Abstracts

Risk-Sensitive Markov Decision Processes with Applications to Finance and Insurance
Nicole Bäuerle (KIT, Germany)
Joint work with Anna Jaskiewicz and Ulrich Rieder

Wednesday June 4, 17:00-17:30 | session 6.2 | Portfolio Optimization | room CD

In the first part of the talk we investigate the problem of minimizing a certainty equivalent of the total or discounted cost over a finite and an infinite horizon which is generated by a Markov Decision Process (MDP). The certainty equivalent is defined by $U^{-1}(EU(Y))$ where $U$ is an increasing function. In contrast to a risk-neutral decision maker this optimization criterion takes the variability of the cost into account. It contains as a special case the classical risk-sensitive optimization criterion with an exponential utility. We show that this optimization problem can be solved by an ordinary MDP with extended state space and give conditions under which an optimal policy exists.
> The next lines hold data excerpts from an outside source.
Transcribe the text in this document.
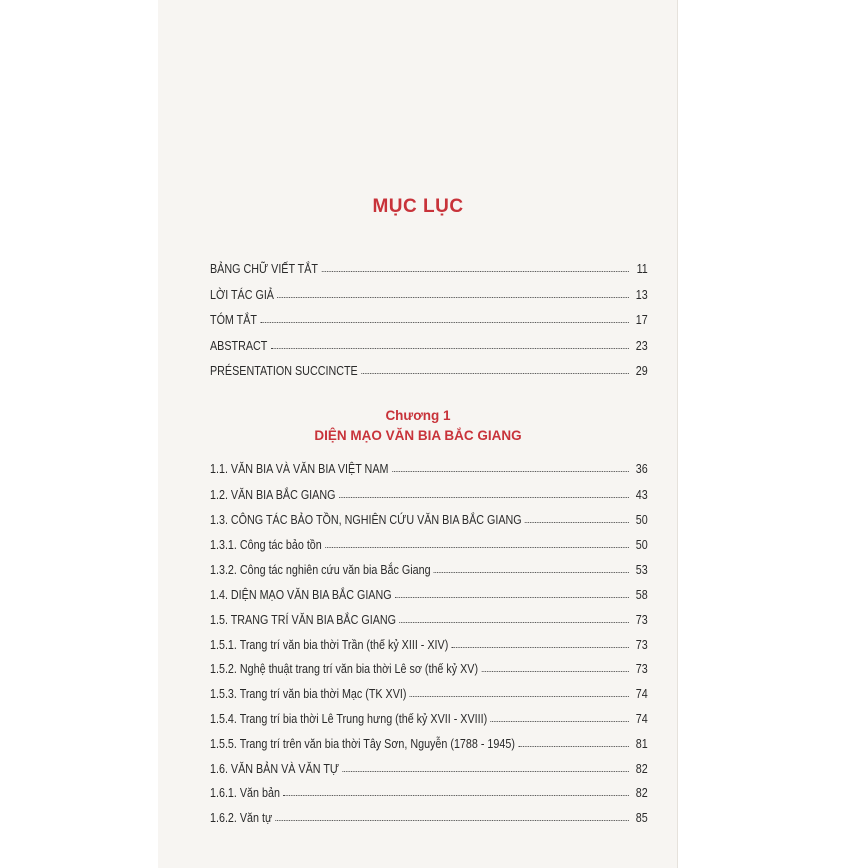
MỤC LỤC
BẢNG CHỮ VIẾT TẮT	11
LỜI TÁC GIẢ	13
TÓM TẮT	17
ABSTRACT	23
PRÉSENTATION SUCCINCTE	29
Chương 1
DIỆN MẠO VĂN BIA BẮC GIANG
1.1. VĂN BIA VÀ VĂN BIA VIỆT NAM	36
1.2. VĂN BIA BẮC GIANG	43
1.3. CÔNG TÁC BẢO TỒN, NGHIÊN CỨU VĂN BIA BẮC GIANG	50
1.3.1. Công tác bảo tồn	50
1.3.2. Công tác nghiên cứu văn bia Bắc Giang	53
1.4. DIỆN MẠO VĂN BIA BẮC GIANG	58
1.5. TRANG TRÍ VĂN BIA BẮC GIANG	73
1.5.1. Trang trí văn bia thời Trần (thế kỷ XIII - XIV)	73
1.5.2. Nghệ thuật trang trí văn bia thời Lê sơ (thế kỷ XV)	73
1.5.3. Trang trí văn bia thời Mạc (TK XVI)	74
1.5.4. Trang trí bia thời Lê Trung hưng (thế kỷ XVII - XVIII)	74
1.5.5. Trang trí trên văn bia thời Tây Sơn, Nguyễn (1788 - 1945)	81
1.6. VĂN BẢN VÀ VĂN TỰ	82
1.6.1. Văn bản	82
1.6.2. Văn tự	85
Interestingly, it turns out that in case of a power utility, the problem simplifies and is of similar complexity than the exponential utility case, however has not been treated in the literature so far. A simple portfolio problem is considered to illustrate the influence of the certainty equivalent and its parameters. At the end, we will also consider risk-sensitive dividend problems.